Suggestions weren’t enough for Gariath. He needed more tangible things: stone beneath his feet, blood on his hands, horns in the air, and a roar in his maw as he fell to all fours and charged.
And again, the greenshict flowed. He broke like water on a rock, slithering over Gariath, sparing only a touch for the dragonman as he leapt delicately over him and landed behind him. Gariath skidded to a halt, whirled about and found his opponent standing.
And just standing.
He didn’t scramble for his stick. He didn’t move to attack. He just stood there.
“Hit back,” Gariath snarled as he rushed the greenshict once more. “Then I hit you. Then you fall down and I splash around in your entrails.” His claw followed his voice, twice as bloodthirsty. “Don’t you know how this works?”
The greenshict had no respect for Gariath’s instruction or his blows, leaping away, ducking under, stepping away from each blow. He never struck back, never made a noise, never did anything but move.
Slowly, steadily, to the floating corpses.
The next blow came and the greenshict flew instead of flowed. He leapt away and up, hands and feet finding a tether and scrambling up.
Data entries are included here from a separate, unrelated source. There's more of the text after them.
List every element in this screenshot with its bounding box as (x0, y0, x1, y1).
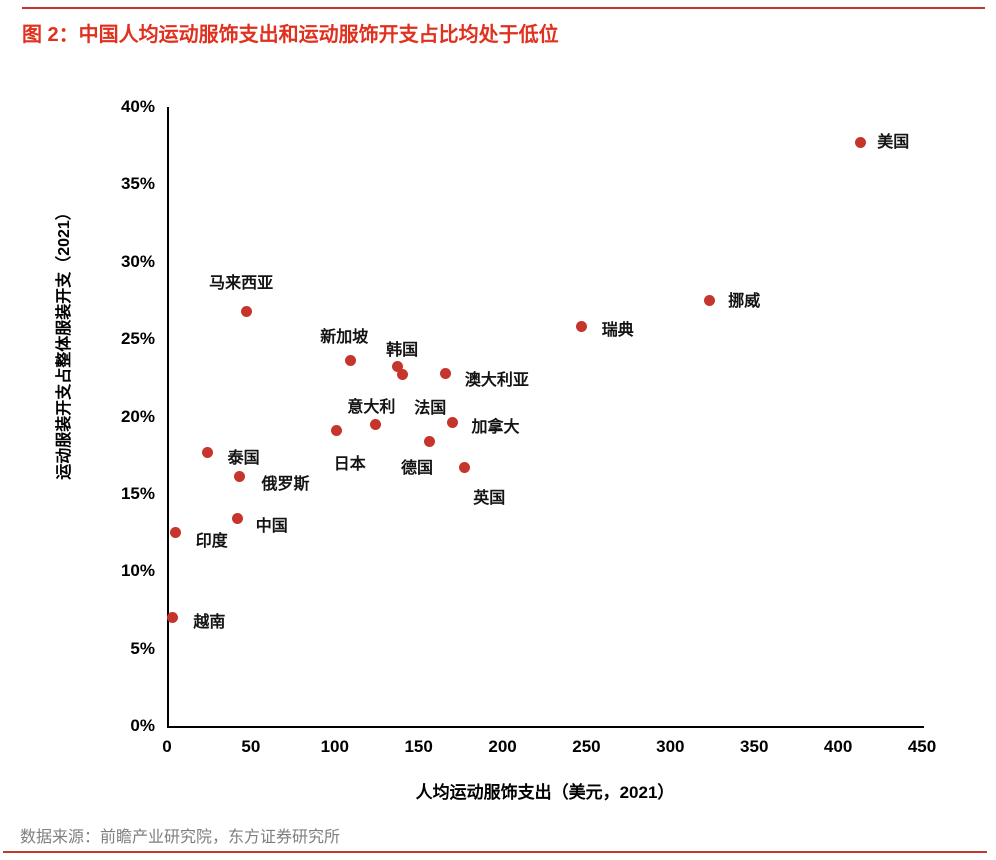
data-point (331, 424, 343, 436)
data-point-label: 瑞典 (601, 321, 634, 339)
data-point (369, 418, 381, 430)
data-point-label: 马来西亚 (209, 275, 274, 293)
y-tick-label: 35% (120, 174, 155, 194)
x-tick-label: 300 (656, 737, 685, 756)
scatter-chart: 美国挪威瑞典 马来西亚新加坡 韩国法国 澳大利亚加拿大 意大利日本 德国英国 泰国 俄罗斯中国… (56, 97, 937, 802)
data-point (423, 435, 435, 447)
data-point (166, 612, 178, 624)
top-divider-rule (22, 7, 985, 9)
data-point-label: 越南 (193, 613, 226, 631)
data-point-label: 新加坡 (320, 328, 369, 346)
data-point (202, 446, 214, 458)
x-tick-label: 350 (740, 737, 769, 756)
data-point (458, 462, 470, 474)
x-tick-label: 0 (162, 737, 172, 756)
data-point (240, 305, 252, 317)
data-point-label: 泰国 (227, 450, 260, 468)
y-tick-label: 10% (120, 561, 155, 581)
data-point-label: 德国 (401, 460, 434, 478)
data-point (576, 321, 588, 333)
data-point (440, 367, 452, 379)
plot-area: 美国挪威瑞典 马来西亚新加坡 韩国法国 澳大利亚加拿大 意大利日本 德国英国 泰国 俄罗斯中国… (166, 107, 924, 728)
y-tick-label: 40% (120, 97, 155, 116)
x-tick-label: 50 (241, 737, 261, 756)
data-point (344, 355, 356, 367)
data-point (170, 527, 182, 539)
x-tick-label: 100 (320, 737, 349, 756)
data-point-label: 意大利 (347, 399, 396, 417)
data-point-label: 日本 (333, 456, 366, 474)
data-point (391, 361, 403, 373)
data-point-label: 印度 (195, 532, 228, 550)
x-tick-label: 450 (907, 737, 937, 756)
data-point-label: 韩国 (386, 341, 419, 359)
data-point-label: 俄罗斯 (261, 475, 310, 493)
data-point-label: 中国 (255, 517, 288, 535)
y-axis-title: 运动服装开支占整体服装开支（2021） (56, 204, 73, 480)
y-tick-label: 15% (120, 483, 155, 503)
data-point (396, 369, 408, 381)
data-point-label: 澳大利亚 (464, 372, 529, 390)
x-tick-label: 400 (823, 737, 853, 756)
x-axis-title: 人均运动服饰支出（美元，2021） (415, 783, 675, 802)
data-point (232, 513, 244, 525)
x-tick-label: 150 (404, 737, 433, 756)
y-tick-label: 5% (130, 638, 155, 658)
data-point-label: 加拿大 (471, 418, 520, 436)
data-point-label: 挪威 (728, 293, 761, 311)
data-point-label: 英国 (473, 489, 506, 507)
data-point-label: 美国 (877, 133, 910, 151)
data-point (854, 137, 866, 149)
data-source-note: 数据来源：前瞻产业研究院，东方证券研究所 (20, 829, 341, 846)
y-tick-label: 30% (120, 251, 155, 271)
bottom-divider-rule (3, 851, 987, 853)
y-tick-label: 20% (120, 406, 155, 426)
x-tick-label: 250 (572, 737, 601, 756)
data-point (233, 471, 245, 483)
data-point (447, 417, 459, 429)
y-tick-label: 0% (130, 716, 155, 735)
x-tick-label: 200 (488, 737, 517, 756)
figure-title: 图 2：中国人均运动服饰支出和运动服饰开支占比均处于低位 (22, 24, 559, 46)
data-point (703, 294, 715, 306)
data-point-label: 法国 (414, 399, 447, 417)
y-tick-label: 25% (120, 329, 155, 349)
Hand over foot over foot over hand, he leapt to the fresh netherling corpse and entangled himself amongst its limbs, staring down at Gariath.
Impassively.
Mocking him.
“Good,” he grunted, reaching out and seizing the tether. “Fine.” He jerked down on it. “I’ll come to you.”
Hand over hand, claw over claw, he pulled, drawing his prey and the corpse he perched upon ever closer.
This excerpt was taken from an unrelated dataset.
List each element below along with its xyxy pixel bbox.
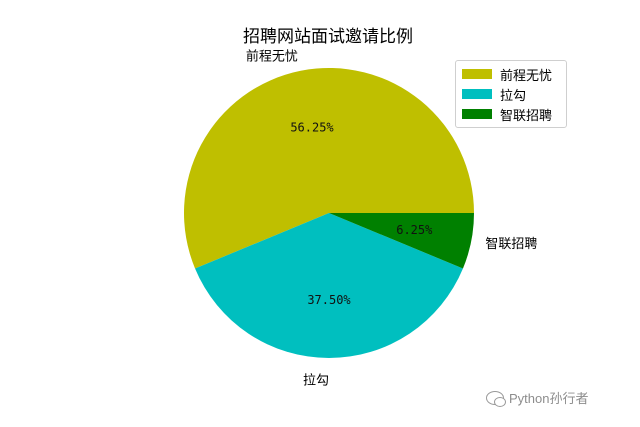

One more hard pull brought him within reach and Gariath seized the opportunity. His claws were hungry and lashed out, seeking green flesh. That green flesh flew again, however, leaping from the corpse. The flesh his claws found was purple and wrapped around a thick jugular.
That promptly exploded in a soft cloud of blood.
Engulfed in the crimson haze, he roared. His mouth filled with a foul coppery taste. His nostrils flared, drank in the stench of stale life. No sign of the greenshict, no scent of the greenshict. Annoying.
But merely annoying.
At least, until the shark.
He saw the teeth only a moment before he felt them as they sank into the flesh of his bicep. He had seen worse: steel, glass, wood. That was small com- fort when this particular foe was hungry, persistent. Its slender gray body jerked violently, trying to tear off a stubborn chunk.
Gariath snarled, struck it with a fist, raked at it with a claw. The beast tightened its grip, snarled silently as it shredded skin, growing ever more insistent with each attempt to dislodge it.
It was only when he felt the stick lash out and rap against his skull that he remembered there was a reason for trying to fight off a shark on dry land. He staggered out of the cloud, his writhing parasite coming with him, his suddenly bold foe right behind him. The corpse went flying into the sky and the rest of the sharks flew for the easy meal. Not his. He would have to get the only shark with principles.
The greenshict leapt, stick lashing out like a fang. It struck against wrist, skull, leg, shoulder, anywhere that wasn’t a flailing claw or a twisting fish. The pain was intense, but it wasn’t as bad as the insult of being beaten with a stick. Gariath fought between the two, dividing his attention between the shark and the shict and failing at fending off either.
A choice had to be made.
And the shark was only acting out of hunger.